QUID DE RECENTES NEGOCIATIONS INTER CONGOLAISES AU PAYS DE NELSON MANDELA ?

Dans sa livraison du jeudi 10 mars 2010, le journal Le Phare rapportait l’ouverture en Afrique du Sud de ce qui a été vraisemblablement présentées par ses organisateurs comme des négociations inter congolaises. Le quotidien kinois soulignait en substance que l’Alliance de la Majorité Présidentielle, l’Opposition Politique et la société civile prenaient part à un atelier ayant pour thème « Participation à la Vie Politique en RDC » et organisé par un certain « Projet pour l’Observation et le Plaidoyer sur la Gouvernance en Afrique » dans le but de : 1) « Dégager un consensus sur les acquis de la Troisième République », 2) « Développer une liste d’obligations minimales à observer par le politique et le citoyen », 3) « Convenir d’un mécanisme de préservation de ces acquis lors des échéances de 2011 ». A l’instar des assises inter congolaises de Bruxelles, Cotonou et Gaborone, des travaux de Sun City et du Conclave de Matadi, les présentes négociations d’Afrique du Sud semblent souffrir de traditionnels maux congénitaux des forums inter congolais que sont l’approximation dans la fixation de l’ordre du jour et un choix subjectif des participants.

Or, les mêmes causes produisant les mêmes effets, il est à craindre que ce rendez-vous d’Afrique du Sud ne procède d’un nième raté du processus de paix congolais.

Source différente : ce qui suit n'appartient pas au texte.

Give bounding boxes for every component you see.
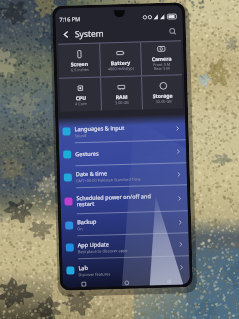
staticText: Date & time	[76, 169, 108, 178]
staticText: Gestures	[75, 150, 99, 158]
button[interactable]: Date & time	[60, 163, 187, 188]
staticText: CPU	[76, 94, 87, 101]
staticText: Backup	[77, 218, 97, 226]
staticText: Scheduled power on/off and restart	[76, 192, 152, 208]
staticText: Discover features	[78, 271, 111, 277]
staticText: System	[75, 28, 104, 40]
staticText: 6.5 inches	[71, 67, 89, 72]
staticText: Front 5 M Rear 5 M	[153, 62, 171, 72]
staticText: 4 Core	[75, 101, 87, 106]
button[interactable]: Lab	[62, 256, 190, 282]
staticText: Battery	[111, 59, 131, 66]
staticText: 3.00 GB	[115, 100, 129, 105]
button[interactable]: Backup	[61, 211, 188, 236]
button[interactable]: Search	[167, 25, 179, 38]
button[interactable]: Camera	[141, 41, 182, 75]
button[interactable]: Home	[106, 279, 148, 286]
button[interactable]: Back	[60, 28, 72, 41]
staticText: RAM	[116, 93, 128, 100]
staticText: On	[77, 226, 83, 231]
button[interactable]: App Update	[62, 233, 189, 259]
staticText: Sound	[75, 133, 87, 138]
staticText: Lab	[78, 264, 88, 272]
button[interactable]: CPU	[59, 78, 101, 112]
staticText: Best place to discover apps	[78, 248, 128, 254]
staticText: Screen	[71, 60, 89, 67]
button[interactable]: Recents	[63, 280, 106, 288]
staticText: Storage	[152, 92, 174, 99]
button[interactable]: Languages & input	[58, 117, 186, 143]
staticText: 32.00 GB	[156, 99, 172, 104]
staticText: GMT+05:00 Pakistan Standard Time	[76, 176, 141, 183]
button[interactable]: Back	[148, 278, 190, 285]
button[interactable]: Gestures	[59, 140, 186, 166]
staticText: App Update	[78, 240, 110, 249]
button[interactable]: Storage	[142, 75, 183, 109]
button[interactable]: Screen	[58, 44, 100, 78]
staticText: Camera	[152, 55, 172, 62]
staticText: 7:16 PM	[59, 15, 80, 23]
button[interactable]: Scheduled power on/off and restart	[60, 185, 188, 214]
button[interactable]: RAM	[101, 76, 142, 111]
staticText: 4000 mAh(typ)	[108, 66, 134, 71]
staticText: Languages & input	[74, 124, 125, 133]
button[interactable]: Battery	[100, 42, 141, 77]
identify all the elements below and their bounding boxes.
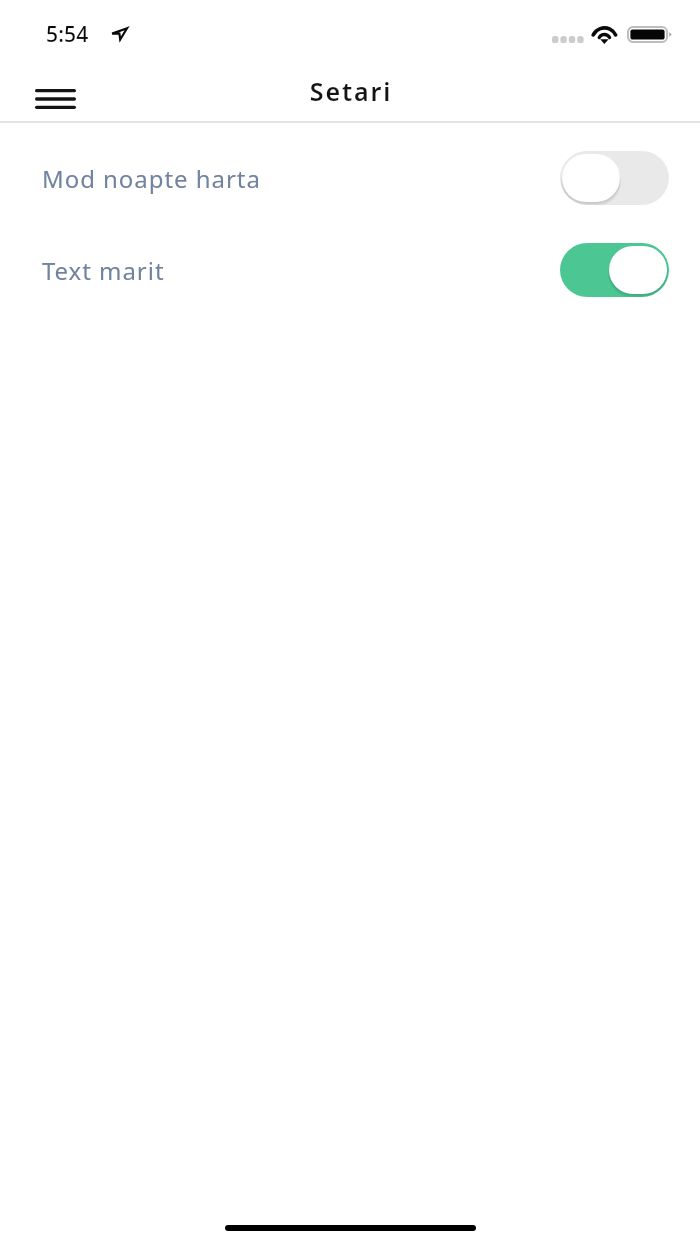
button[interactable]: Mod noapte harta, off [560, 151, 669, 205]
button[interactable]: Open navigation menu [16, 73, 94, 125]
button[interactable]: Mod noapte harta [0, 151, 700, 205]
staticText: 5:54 [46, 20, 89, 49]
staticText: Mod noapte harta [42, 162, 261, 195]
staticText: Setari [1, 74, 700, 108]
button[interactable]: Text marit [0, 243, 700, 297]
staticText: Text marit [42, 254, 165, 287]
button[interactable]: Text marit, on [560, 243, 669, 297]
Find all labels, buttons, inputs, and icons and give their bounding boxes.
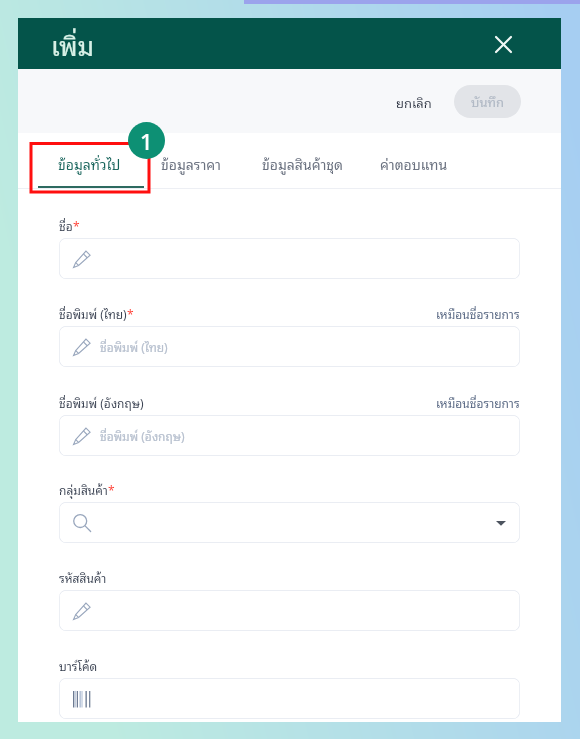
button[interactable]: ชื่อพิมพ์ (อังกฤษ) bbox=[59, 415, 520, 456]
button[interactable] bbox=[59, 238, 520, 279]
button[interactable]: ชื่อพิมพ์ (ไทย) bbox=[59, 326, 520, 367]
button[interactable]: ค่าตอบแทน bbox=[349, 133, 479, 189]
staticText: * bbox=[127, 306, 134, 322]
button[interactable]: ยกเลิก bbox=[389, 86, 439, 118]
button[interactable] bbox=[59, 590, 520, 631]
staticText: * bbox=[108, 482, 115, 498]
staticText: ชื่อพิมพ์ (ไทย) bbox=[59, 304, 127, 323]
button[interactable]: ข้อมูลสินค้าชุด bbox=[238, 133, 368, 189]
button[interactable] bbox=[59, 678, 520, 719]
staticText: ชื่อพิมพ์ (อังกฤษ) bbox=[59, 393, 144, 412]
button[interactable]: เหมือนชื่อรายการ bbox=[436, 393, 520, 412]
staticText: ยกเลิก bbox=[396, 92, 432, 113]
staticText: ข้อมูลราคา bbox=[161, 152, 222, 174]
staticText: ข้อมูลสินค้าชุด bbox=[262, 152, 344, 174]
staticText: 1 bbox=[140, 126, 153, 156]
staticText: บาร์โค้ด bbox=[59, 656, 98, 675]
button[interactable] bbox=[59, 502, 520, 543]
button[interactable]: ข้อมูลราคา bbox=[126, 133, 256, 189]
staticText: ชื่อ bbox=[59, 216, 73, 235]
staticText: ชื่อพิมพ์ (อังกฤษ) bbox=[100, 426, 185, 445]
button[interactable]: บันทึก bbox=[454, 85, 521, 118]
staticText: เพิ่ม bbox=[51, 23, 95, 65]
staticText: ข้อมูลทั่วไป bbox=[58, 152, 121, 174]
staticText: เหมือนชื่อรายการ bbox=[436, 304, 520, 323]
staticText: ชื่อพิมพ์ (ไทย) bbox=[100, 337, 168, 356]
staticText: ค่าตอบแทน bbox=[380, 152, 448, 174]
staticText: เหมือนชื่อรายการ bbox=[436, 393, 520, 412]
button[interactable]: ข้อมูลทั่วไป bbox=[24, 133, 154, 189]
staticText: รหัสสินค้า bbox=[59, 568, 107, 587]
staticText: * bbox=[73, 218, 80, 234]
staticText: บันทึก bbox=[471, 91, 505, 112]
button[interactable]: Close bbox=[488, 29, 518, 59]
button[interactable]: เหมือนชื่อรายการ bbox=[436, 304, 520, 323]
staticText: กลุ่มสินค้า bbox=[59, 480, 108, 499]
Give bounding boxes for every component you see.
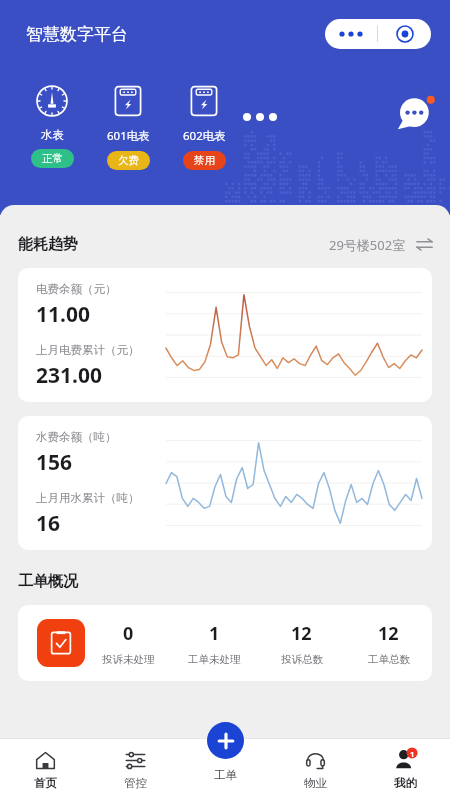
button[interactable]: 电费余额（元） <box>18 268 432 402</box>
staticText: 欠费 <box>118 154 139 167</box>
staticText: 工单未处理 <box>188 653 241 666</box>
button[interactable]: 12 <box>345 621 432 666</box>
button[interactable]: 601电表 <box>100 82 156 170</box>
staticText: 投诉未处理 <box>102 653 155 666</box>
staticText: 工单概况 <box>18 572 78 591</box>
button[interactable]: 首页 <box>0 738 90 800</box>
staticText: 0 <box>123 621 134 646</box>
staticText: 29号楼502室 <box>329 236 406 254</box>
button[interactable]: 管控 <box>90 738 180 800</box>
staticText: 12 <box>291 621 312 646</box>
staticText: 正常 <box>42 152 63 165</box>
staticText: 水费余额（吨） <box>36 430 117 444</box>
staticText: 电费余额（元） <box>36 282 117 296</box>
staticText: 首页 <box>34 776 57 790</box>
staticText: 231.00 <box>36 361 102 388</box>
staticText: 上月用水累计（吨） <box>36 491 140 505</box>
button[interactable]: 水费余额（吨） <box>18 416 432 550</box>
staticText: 能耗趋势 <box>18 235 78 254</box>
button[interactable]: 1 <box>171 621 258 666</box>
staticText: 601电表 <box>107 128 150 144</box>
button[interactable]: 29号楼502室 <box>329 235 434 254</box>
staticText: 1 <box>209 621 220 646</box>
button[interactable]: New work order <box>207 722 244 782</box>
staticText: 16 <box>36 509 61 536</box>
staticText: 602电表 <box>183 128 226 144</box>
staticText: 物业 <box>304 776 327 790</box>
button[interactable]: 水表 <box>24 82 80 168</box>
staticText: 禁用 <box>194 154 215 167</box>
staticText: 工单 <box>214 768 237 782</box>
staticText: 水表 <box>41 128 64 142</box>
button[interactable]: 0 <box>18 605 432 681</box>
button[interactable]: Messages <box>396 95 436 135</box>
staticText: 上月电费累计（元） <box>36 343 140 357</box>
button[interactable]: More and scan <box>325 19 431 49</box>
staticText: 11.00 <box>36 300 90 329</box>
staticText: 管控 <box>124 776 147 790</box>
staticText: 1 <box>410 749 415 759</box>
staticText: 工单总数 <box>368 653 410 666</box>
button[interactable]: 物业 <box>270 738 360 800</box>
staticText: 智慧数字平台 <box>26 24 128 45</box>
button[interactable]: 1 <box>360 738 450 800</box>
button[interactable]: 12 <box>258 621 345 666</box>
staticText: 投诉总数 <box>281 653 323 666</box>
staticText: 我的 <box>394 776 417 790</box>
button[interactable]: 0 <box>85 621 171 666</box>
staticText: 156 <box>36 448 73 477</box>
button[interactable]: 602电表 <box>176 82 232 170</box>
staticText: 12 <box>378 621 399 646</box>
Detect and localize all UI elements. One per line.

En remontant jusqu’au Déluge, d’aucun s’apercevra que, ayant abusivement été perçu comme un forum foncièrement politique alors qu’il s’agissait plutôt des négociations de paix, le Dialogue Inter Congolais de Sun City se concentra plus sur le partage du pouvoir politique qu’il ne se pencha sur des approches de résolution des questions sécuritaires de fond comme le désarmement des ex-combattants, la formation d’une nouvelle Armée républicaine, la neutralisation et rapatriement des groupes armées étrangers, le démantèlement des milices ethniques locales etc. En dépit de leur pompeuse dénomination, les fameux mémorandums I et II sur la Défense et l’Armée ne se limitèrent qu’à effleurer en diagonale la problématique de la protection rapprochée des animateurs de la Transition à Kinshasa. Ayant essentiellement résulté d’une notoire sous-représentation des experts des questions de défense et sécurité , toutes ces lacunes dans l’ordre du jour du Dialogue Inter Congolais furent que la Transition Politique de 2003 à 2006 passa carrément à coté de ses principaux objectifs , du moins tel qu’édicté par l’Accord Global et Inclusif de Pretoria, d’un accomplissement apaisé des opérations DDR et de formation d’une Armée républicaine, deux préalables incontournables aussi bien pour la consolidation post-conflit de la paix que la restauration de l’autorité de l’Etat dans l’ensemble du pays et l’organisation des scrutins crédibles.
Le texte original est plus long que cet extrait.